# Horse Transportation?



## Countrygal892000 (Apr 17, 2009)

If anyone knows of a good yet cheap horse transportation service let me know.. also if there is any way to rent a horse trailer... like a uhaul kinda thing... or a cheap trailer for sale... We are moving to TX in a little under a year and I wanted to start planning for the move down there.. I have two horses, one is a 16.2 draft x around 1400lbs. and the other is a paint 15.1 1000lb. Thanks!!


----------



## StormyBlues (Dec 31, 2008)

It would probably be a better envestment to buy a good quality trailer, cause you never know when you need it.
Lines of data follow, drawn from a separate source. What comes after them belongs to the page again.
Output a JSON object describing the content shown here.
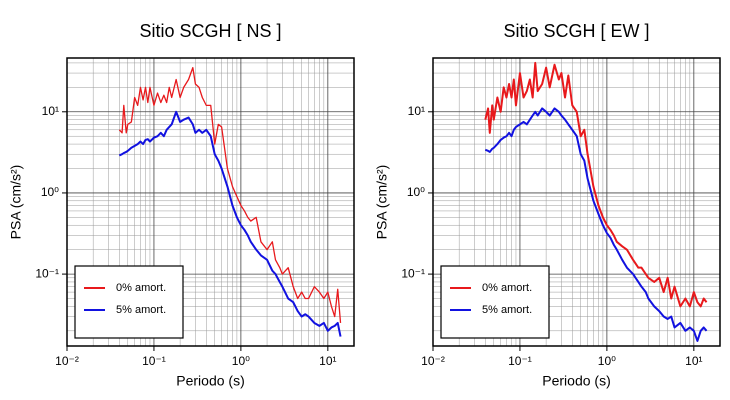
{
  "chart_data": [
    {
      "type": "line",
      "title": "Sitio SCGH [ NS ]",
      "xlabel": "Periodo (s)",
      "ylabel": "PSA (cm/s²)",
      "xscale": "log",
      "yscale": "log",
      "grid": true,
      "legend": "lower left",
      "xlim": [
        0.01,
        20
      ],
      "ylim": [
        0.013,
        46
      ],
      "xticks": [
        {
          "value": 0.01,
          "label": "10⁻²"
        },
        {
          "value": 0.1,
          "label": "10⁻¹"
        },
        {
          "value": 1,
          "label": "10⁰"
        },
        {
          "value": 10,
          "label": "10¹"
        }
      ],
      "yticks": [
        {
          "value": 0.1,
          "label": "10⁻¹"
        },
        {
          "value": 1,
          "label": "10⁰"
        },
        {
          "value": 10,
          "label": "10¹"
        }
      ],
      "x": [
        0.04,
        0.043,
        0.045,
        0.048,
        0.05,
        0.055,
        0.06,
        0.065,
        0.07,
        0.075,
        0.08,
        0.085,
        0.09,
        0.1,
        0.11,
        0.12,
        0.13,
        0.14,
        0.15,
        0.16,
        0.18,
        0.2,
        0.22,
        0.25,
        0.28,
        0.3,
        0.33,
        0.36,
        0.4,
        0.45,
        0.5,
        0.55,
        0.6,
        0.7,
        0.8,
        0.9,
        1.0,
        1.1,
        1.2,
        1.3,
        1.5,
        1.7,
        2.0,
        2.3,
        2.5,
        2.8,
        3.0,
        3.5,
        4.0,
        4.5,
        5,
        5.5,
        6,
        7,
        8,
        9,
        10,
        11,
        12,
        13,
        14
      ],
      "series": [
        {
          "name": "0% amort.",
          "color": "#e8191c",
          "width": 1.3,
          "values": [
            6,
            5.5,
            12,
            5.5,
            7,
            7.5,
            15,
            12,
            20,
            14,
            20,
            13,
            20,
            12,
            17,
            13,
            16,
            13,
            20,
            15,
            25,
            15,
            20,
            25,
            35,
            22,
            20,
            15,
            12,
            12,
            4,
            7,
            6.5,
            2,
            1.2,
            0.9,
            0.7,
            0.6,
            0.5,
            0.45,
            0.5,
            0.25,
            0.2,
            0.25,
            0.15,
            0.12,
            0.1,
            0.12,
            0.07,
            0.05,
            0.06,
            0.05,
            0.05,
            0.07,
            0.06,
            0.05,
            0.06,
            0.04,
            0.03,
            0.065,
            0.025
          ]
        },
        {
          "name": "5% amort.",
          "color": "#1212e0",
          "width": 2,
          "values": [
            2.9,
            3.0,
            3.1,
            3.2,
            3.3,
            3.6,
            3.8,
            4.0,
            4.3,
            4.0,
            4.5,
            4.6,
            4.3,
            4.8,
            5,
            5.5,
            5,
            6,
            6.5,
            7,
            10,
            7.5,
            8,
            8.5,
            7,
            5.5,
            6,
            5.5,
            6,
            5,
            3,
            2.5,
            2,
            1.2,
            0.7,
            0.5,
            0.4,
            0.35,
            0.3,
            0.25,
            0.2,
            0.17,
            0.15,
            0.11,
            0.1,
            0.08,
            0.07,
            0.05,
            0.045,
            0.035,
            0.03,
            0.032,
            0.03,
            0.025,
            0.023,
            0.025,
            0.02,
            0.022,
            0.023,
            0.025,
            0.017
          ]
        }
      ]
    },
    {
      "type": "line",
      "title": "Sitio SCGH [ EW ]",
      "xlabel": "Periodo (s)",
      "ylabel": "PSA (cm/s²)",
      "xscale": "log",
      "yscale": "log",
      "grid": true,
      "legend": "lower left",
      "xlim": [
        0.01,
        20
      ],
      "ylim": [
        0.013,
        46
      ],
      "xticks": [
        {
          "value": 0.01,
          "label": "10⁻²"
        },
        {
          "value": 0.1,
          "label": "10⁻¹"
        },
        {
          "value": 1,
          "label": "10⁰"
        },
        {
          "value": 10,
          "label": "10¹"
        }
      ],
      "yticks": [
        {
          "value": 0.1,
          "label": "10⁻¹"
        },
        {
          "value": 1,
          "label": "10⁰"
        },
        {
          "value": 10,
          "label": "10¹"
        }
      ],
      "x": [
        0.04,
        0.043,
        0.045,
        0.048,
        0.05,
        0.055,
        0.06,
        0.065,
        0.07,
        0.075,
        0.08,
        0.085,
        0.09,
        0.1,
        0.11,
        0.12,
        0.13,
        0.14,
        0.15,
        0.16,
        0.18,
        0.2,
        0.22,
        0.25,
        0.28,
        0.3,
        0.33,
        0.36,
        0.4,
        0.45,
        0.5,
        0.55,
        0.6,
        0.7,
        0.8,
        0.9,
        1.0,
        1.1,
        1.2,
        1.3,
        1.5,
        1.7,
        2.0,
        2.3,
        2.5,
        2.8,
        3.0,
        3.5,
        4.0,
        4.5,
        5,
        5.5,
        6,
        7,
        8,
        9,
        10,
        11,
        12,
        13,
        14
      ],
      "series": [
        {
          "name": "0% amort.",
          "color": "#e8191c",
          "width": 2,
          "values": [
            8,
            11,
            5.5,
            12,
            8,
            15,
            10,
            20,
            15,
            22,
            15,
            25,
            12,
            30,
            15,
            18,
            25,
            15,
            40,
            18,
            22,
            35,
            20,
            38,
            25,
            30,
            15,
            28,
            12,
            10,
            5,
            6,
            3,
            1.2,
            0.7,
            0.5,
            0.4,
            0.35,
            0.3,
            0.25,
            0.22,
            0.2,
            0.15,
            0.12,
            0.12,
            0.1,
            0.09,
            0.08,
            0.09,
            0.06,
            0.09,
            0.05,
            0.07,
            0.04,
            0.05,
            0.04,
            0.06,
            0.045,
            0.04,
            0.05,
            0.045
          ]
        },
        {
          "name": "5% amort.",
          "color": "#1212e0",
          "width": 2,
          "values": [
            3.4,
            3.3,
            3.2,
            3.5,
            3.6,
            4,
            4.5,
            4.8,
            5,
            5.5,
            5,
            6,
            6.5,
            7,
            7.5,
            7,
            8,
            9,
            10,
            9,
            11,
            10,
            9,
            11,
            10,
            9,
            8,
            7,
            6,
            5,
            3,
            2.5,
            1.5,
            0.8,
            0.55,
            0.4,
            0.32,
            0.28,
            0.23,
            0.2,
            0.15,
            0.12,
            0.1,
            0.08,
            0.07,
            0.06,
            0.05,
            0.04,
            0.035,
            0.03,
            0.028,
            0.03,
            0.022,
            0.025,
            0.02,
            0.022,
            0.02,
            0.015,
            0.02,
            0.022,
            0.02
          ]
        }
      ]
    }
  ]
}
My mom had to go one night and help trailer a horse with colic, so I would recomend just getting a two horse straight load with a small tack


----------



## Countrygal892000 (Apr 17, 2009)

We have a trailer when we get down there.. I just don't want to buy or put a lot of money into a trailer... and sorry.. im not a huge fan of straight loads.. besides my bigger horse will not fit in one... she doesn't even fit in a slant.. we can't close middle gate.. lol.. I think we have it figured out that we are going to drive down with all of our stuff and then when we drive up to get my granparents for our wedding bring them down.. thank you for the advice tho... its really appreciated..


----------



## StormyBlues (Dec 31, 2008)

yea, I could see that. I really don't like straight loads either! Good luck with the wedding BTW!


----------